Feststellen der Erkrankung:
Folgende Fragen sind für den Arzt von Bedeutung:
-Besteht der vorzeitige Samenerguss bereits seit der ersten sexuellen Aktivität?
-Besteht das Problem immer oder ist es abhängig von der Situation
-Wie schnell kommt es normalerweise zum Samenerguss?
Behandlung:
Lange Zeit wurde die Ejaculatio praecox mit Sexualtherapie behandelt. Wie man heute weiß, wirkt eine alleinige Sexualtherapie bei der primären Form überhaupt nicht und bei der sekundären Form nur mäßig. Dennoch sollte in schweren Fällen eine Kombinationstherapie erfolgen aus Medikation und Sexualtherapie, da hiermit die Langzeitergebnisse besser sind.
Medikamente:
Clomipramin:
zeigt in einer Dosierung von 25 – 50 mg eine gute Wirksamkeit und kann auch bedarfsabhängig 4 – 6 Stunden vor dem Geschlechtsverkehr eingesetzt werden. Es können allerdings Nebenwirkungen auftreten wie Mundtrockenheit, Müdigkeit, Übelkeit, Schwindel, Beschleunigung des Herzschlags, EKG – Veränderungen, Blutdruckabfall und Herzklopfen.
SSRI:
Von diesen zeigte Paroxetin in einer Dosierung von 20 mg die beste Wirkung, es wirkten auch Escitalopram und Sertralin, weniger gut Fluoxetin und Fluvoxamin. Bedarfsabhängig gegeben wirkten diese Medikamente nicht ausreichend. An Nebenwirkungen treten vor allem Mundtrockenheit, Müdigkeit, Schwindel und Durchfälle auf sowie sexuelle Funktionsstörungen wie z. B. ein Ausbleiben der Erektion. Außerdem kann ein abruptes Absetzen der Medikamente zu einem SSRI – Entzugssyndrom führen mit Angstzuständen, Panikattacken und erhöhter Suizidgefahr. Außerdem sind die Wechselwirkungen mit vielen anderen Medikamenten zu beachten. Paroxetin scheint ein erhöhtes teratogenes Potential zu besitzen, Citalopram eine Beeinträchtigung der Fruchtbarkeit.
Alpha-Rezeptorenblocker:
Vereinzelt konnte eine geringe Wirksamkeit nachgewiesen werden. Große Studien stehen noch aus.
Tramadol:
Tramadol ist eigentlich ein zentral wirksames Schmerzmittel. In einer Metaanalyse konnte eine Verlängerung der IELT um ca. 3 Minuten nachgewiesen werden.
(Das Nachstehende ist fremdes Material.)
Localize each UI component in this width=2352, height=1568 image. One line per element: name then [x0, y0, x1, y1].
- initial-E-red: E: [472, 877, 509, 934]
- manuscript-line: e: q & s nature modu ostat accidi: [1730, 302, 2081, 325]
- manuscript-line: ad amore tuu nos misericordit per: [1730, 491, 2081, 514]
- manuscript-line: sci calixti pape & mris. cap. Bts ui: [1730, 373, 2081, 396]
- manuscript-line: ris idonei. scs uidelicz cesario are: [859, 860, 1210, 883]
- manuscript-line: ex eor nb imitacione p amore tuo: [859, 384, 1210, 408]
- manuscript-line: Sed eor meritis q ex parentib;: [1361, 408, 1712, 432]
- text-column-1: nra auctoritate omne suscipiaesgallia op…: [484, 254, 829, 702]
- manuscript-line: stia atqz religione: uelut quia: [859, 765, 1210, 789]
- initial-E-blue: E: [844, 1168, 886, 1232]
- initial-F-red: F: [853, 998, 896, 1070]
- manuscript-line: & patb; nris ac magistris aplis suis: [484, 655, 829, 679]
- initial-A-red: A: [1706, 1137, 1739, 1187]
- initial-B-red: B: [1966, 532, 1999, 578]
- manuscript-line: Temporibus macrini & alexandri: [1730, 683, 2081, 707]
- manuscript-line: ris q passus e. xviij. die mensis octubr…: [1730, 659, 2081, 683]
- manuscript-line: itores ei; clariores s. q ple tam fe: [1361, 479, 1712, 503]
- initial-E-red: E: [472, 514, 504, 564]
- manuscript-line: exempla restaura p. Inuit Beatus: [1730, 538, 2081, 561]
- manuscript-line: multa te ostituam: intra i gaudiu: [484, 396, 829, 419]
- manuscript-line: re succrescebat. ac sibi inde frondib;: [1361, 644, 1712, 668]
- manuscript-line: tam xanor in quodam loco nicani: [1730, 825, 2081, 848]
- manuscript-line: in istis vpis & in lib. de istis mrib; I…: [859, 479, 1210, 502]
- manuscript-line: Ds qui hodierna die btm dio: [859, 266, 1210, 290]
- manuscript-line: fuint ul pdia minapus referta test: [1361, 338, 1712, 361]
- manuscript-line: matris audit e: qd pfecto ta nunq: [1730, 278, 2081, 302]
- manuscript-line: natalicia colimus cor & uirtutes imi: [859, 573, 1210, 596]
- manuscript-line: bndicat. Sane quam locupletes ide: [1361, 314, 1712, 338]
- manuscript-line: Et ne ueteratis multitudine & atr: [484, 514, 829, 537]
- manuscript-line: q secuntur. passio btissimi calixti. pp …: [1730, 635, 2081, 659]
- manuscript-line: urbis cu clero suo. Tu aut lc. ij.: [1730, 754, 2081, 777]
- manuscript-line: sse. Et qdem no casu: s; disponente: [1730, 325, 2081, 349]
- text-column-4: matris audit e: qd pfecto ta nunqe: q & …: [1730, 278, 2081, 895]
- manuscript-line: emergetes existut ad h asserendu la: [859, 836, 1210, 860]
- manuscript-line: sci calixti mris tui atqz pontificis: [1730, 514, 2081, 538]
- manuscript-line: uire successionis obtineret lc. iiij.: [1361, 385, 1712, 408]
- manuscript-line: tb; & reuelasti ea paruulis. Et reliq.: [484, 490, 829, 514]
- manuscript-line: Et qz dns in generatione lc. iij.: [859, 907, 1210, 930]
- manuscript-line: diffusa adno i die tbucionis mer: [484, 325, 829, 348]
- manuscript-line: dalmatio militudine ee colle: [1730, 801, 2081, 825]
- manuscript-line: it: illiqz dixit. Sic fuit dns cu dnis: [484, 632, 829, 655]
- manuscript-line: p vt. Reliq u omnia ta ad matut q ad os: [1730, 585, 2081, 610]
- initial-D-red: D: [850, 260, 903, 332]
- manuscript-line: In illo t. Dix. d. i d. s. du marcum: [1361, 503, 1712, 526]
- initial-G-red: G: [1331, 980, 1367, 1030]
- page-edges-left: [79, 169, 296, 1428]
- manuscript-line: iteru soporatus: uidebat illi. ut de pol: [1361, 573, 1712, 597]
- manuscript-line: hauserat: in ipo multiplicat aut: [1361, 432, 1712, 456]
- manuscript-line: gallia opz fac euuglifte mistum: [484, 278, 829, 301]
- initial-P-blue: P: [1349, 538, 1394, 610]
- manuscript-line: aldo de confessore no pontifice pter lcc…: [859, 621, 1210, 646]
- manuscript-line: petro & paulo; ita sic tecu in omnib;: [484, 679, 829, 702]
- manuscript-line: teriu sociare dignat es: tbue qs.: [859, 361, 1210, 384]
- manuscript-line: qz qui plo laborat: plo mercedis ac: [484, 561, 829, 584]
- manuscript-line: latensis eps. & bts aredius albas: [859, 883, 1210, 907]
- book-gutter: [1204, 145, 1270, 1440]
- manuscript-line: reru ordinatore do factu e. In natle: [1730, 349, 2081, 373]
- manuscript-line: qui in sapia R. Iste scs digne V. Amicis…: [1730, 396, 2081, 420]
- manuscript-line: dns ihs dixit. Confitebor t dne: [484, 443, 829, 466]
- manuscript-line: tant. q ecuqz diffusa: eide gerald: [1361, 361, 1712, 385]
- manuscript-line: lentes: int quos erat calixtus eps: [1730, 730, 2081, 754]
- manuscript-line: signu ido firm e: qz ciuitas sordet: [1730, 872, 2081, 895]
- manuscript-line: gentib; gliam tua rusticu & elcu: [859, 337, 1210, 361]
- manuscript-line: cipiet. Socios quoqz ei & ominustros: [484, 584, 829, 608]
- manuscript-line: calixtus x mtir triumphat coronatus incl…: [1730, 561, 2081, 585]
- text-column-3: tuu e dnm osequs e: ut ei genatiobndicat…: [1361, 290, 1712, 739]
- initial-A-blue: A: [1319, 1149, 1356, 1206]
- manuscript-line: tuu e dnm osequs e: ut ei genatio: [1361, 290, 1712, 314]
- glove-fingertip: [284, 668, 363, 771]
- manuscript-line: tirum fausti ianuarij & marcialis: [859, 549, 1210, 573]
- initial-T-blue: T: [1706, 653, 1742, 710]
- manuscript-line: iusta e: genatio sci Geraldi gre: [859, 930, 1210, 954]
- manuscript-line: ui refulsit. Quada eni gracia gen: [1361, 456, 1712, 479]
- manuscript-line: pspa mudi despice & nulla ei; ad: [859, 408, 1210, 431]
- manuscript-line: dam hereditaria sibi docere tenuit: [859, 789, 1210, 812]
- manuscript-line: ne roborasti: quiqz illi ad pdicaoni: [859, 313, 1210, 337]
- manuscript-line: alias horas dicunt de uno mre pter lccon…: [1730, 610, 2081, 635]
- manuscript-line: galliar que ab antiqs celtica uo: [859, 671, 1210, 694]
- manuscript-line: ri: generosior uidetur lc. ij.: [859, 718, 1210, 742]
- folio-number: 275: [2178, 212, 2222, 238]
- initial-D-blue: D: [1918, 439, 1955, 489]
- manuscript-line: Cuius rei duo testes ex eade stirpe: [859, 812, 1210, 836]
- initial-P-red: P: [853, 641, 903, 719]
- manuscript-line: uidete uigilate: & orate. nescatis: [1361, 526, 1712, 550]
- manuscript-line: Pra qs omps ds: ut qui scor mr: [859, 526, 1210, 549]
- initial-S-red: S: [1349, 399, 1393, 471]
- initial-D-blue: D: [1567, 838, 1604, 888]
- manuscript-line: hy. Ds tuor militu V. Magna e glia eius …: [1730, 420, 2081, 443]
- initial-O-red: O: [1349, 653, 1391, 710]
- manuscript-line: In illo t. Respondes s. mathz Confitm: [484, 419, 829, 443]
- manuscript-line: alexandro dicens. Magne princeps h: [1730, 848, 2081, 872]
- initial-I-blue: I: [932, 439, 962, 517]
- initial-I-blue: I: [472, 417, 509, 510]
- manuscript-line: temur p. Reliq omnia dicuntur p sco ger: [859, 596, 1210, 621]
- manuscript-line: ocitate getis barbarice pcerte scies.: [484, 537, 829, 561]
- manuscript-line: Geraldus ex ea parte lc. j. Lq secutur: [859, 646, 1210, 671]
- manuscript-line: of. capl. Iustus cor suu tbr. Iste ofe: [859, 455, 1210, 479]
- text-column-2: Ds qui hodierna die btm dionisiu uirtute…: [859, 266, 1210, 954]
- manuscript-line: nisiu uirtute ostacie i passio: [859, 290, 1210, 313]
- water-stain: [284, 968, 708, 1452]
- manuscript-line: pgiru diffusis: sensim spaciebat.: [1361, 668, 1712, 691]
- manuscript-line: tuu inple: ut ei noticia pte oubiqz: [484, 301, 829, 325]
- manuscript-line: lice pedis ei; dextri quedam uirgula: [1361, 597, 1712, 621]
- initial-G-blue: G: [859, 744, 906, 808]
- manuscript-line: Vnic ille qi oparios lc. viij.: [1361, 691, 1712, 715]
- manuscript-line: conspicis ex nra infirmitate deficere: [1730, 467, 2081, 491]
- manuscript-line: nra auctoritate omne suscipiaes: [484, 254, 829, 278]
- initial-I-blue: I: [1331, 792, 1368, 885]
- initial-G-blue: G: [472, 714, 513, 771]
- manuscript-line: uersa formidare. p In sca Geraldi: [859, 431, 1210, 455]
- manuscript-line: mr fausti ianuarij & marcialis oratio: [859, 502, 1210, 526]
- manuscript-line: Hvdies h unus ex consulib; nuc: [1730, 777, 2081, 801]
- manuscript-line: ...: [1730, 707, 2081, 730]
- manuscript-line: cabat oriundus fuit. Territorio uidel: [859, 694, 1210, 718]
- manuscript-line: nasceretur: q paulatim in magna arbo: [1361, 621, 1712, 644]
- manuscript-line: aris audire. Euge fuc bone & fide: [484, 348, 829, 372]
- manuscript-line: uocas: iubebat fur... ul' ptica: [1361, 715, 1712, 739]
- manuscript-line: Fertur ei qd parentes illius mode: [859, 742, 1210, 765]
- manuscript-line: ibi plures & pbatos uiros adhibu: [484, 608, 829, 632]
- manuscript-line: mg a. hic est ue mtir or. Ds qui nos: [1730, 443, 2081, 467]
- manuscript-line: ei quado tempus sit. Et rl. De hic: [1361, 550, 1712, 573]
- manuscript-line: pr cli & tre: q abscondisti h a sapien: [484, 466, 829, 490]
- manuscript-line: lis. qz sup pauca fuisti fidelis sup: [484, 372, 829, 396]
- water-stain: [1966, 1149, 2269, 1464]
Es kann jedoch die Vigilanz einschränken, somit die Fahrtüchtigkeit und Berufsausübungsfähigkeit und kann zu Atemdepression führen. Außerdem hat das Medikament ein hohes Abhängigkeitspotential und sollte nur ausnahmsweise zum Einsatz bei Ejaculatio praecox kommen.
PDE-5-Hemmer(z.B. Sildenafil):
Die bisherigen Studien könnten einen positiven Effekt vermuten lassen, reichen jedoch zur Beurteilung noch nicht aus.
Intravenöse Injektionstherapie:
Diese führt zwar nicht zu einer Verlängerung der IELT, die Erektion bleibt jedoch länger erhalten und dadurch kann die Partnerin einen befriedigenden Orgasmus erleben.
Dapoxetin:
Die Studien zeigen einen positiven Effekt auf die IELT und auf die Zufriedenheit mit dem Sexualleben, sowohl bei der primären wie auch sekundären Ejaculatio praecox. Mögliche Nebenwirkungen sind Übelkeit, Kopfschmerzen, Schwindel, Durchfall, Synkopen(meist bei der ersten Anwendung), Benommenheit und Entzündung der Nasen- und Rachenschleimhaut. Es wird bedarfsweise ca. 1 – 3 Stunden vor dem Koitus eingenommen in einer Dosierung von 30 – 60 mg.
Topische Anwendung:
Die örtliche Anwendung von lidocainhaltigen oder prilocainhaltigen Cremes auf Glans oder Frenulum führt zu einer Verlängerung der IELT. Wird zu viel Creme angewendet, kann die Eichel taub werden und dies kann wiederum zu einer erektilen Dysfunktion des Mannes führen oder zu Orgasmusproblemen bei der Partnerin.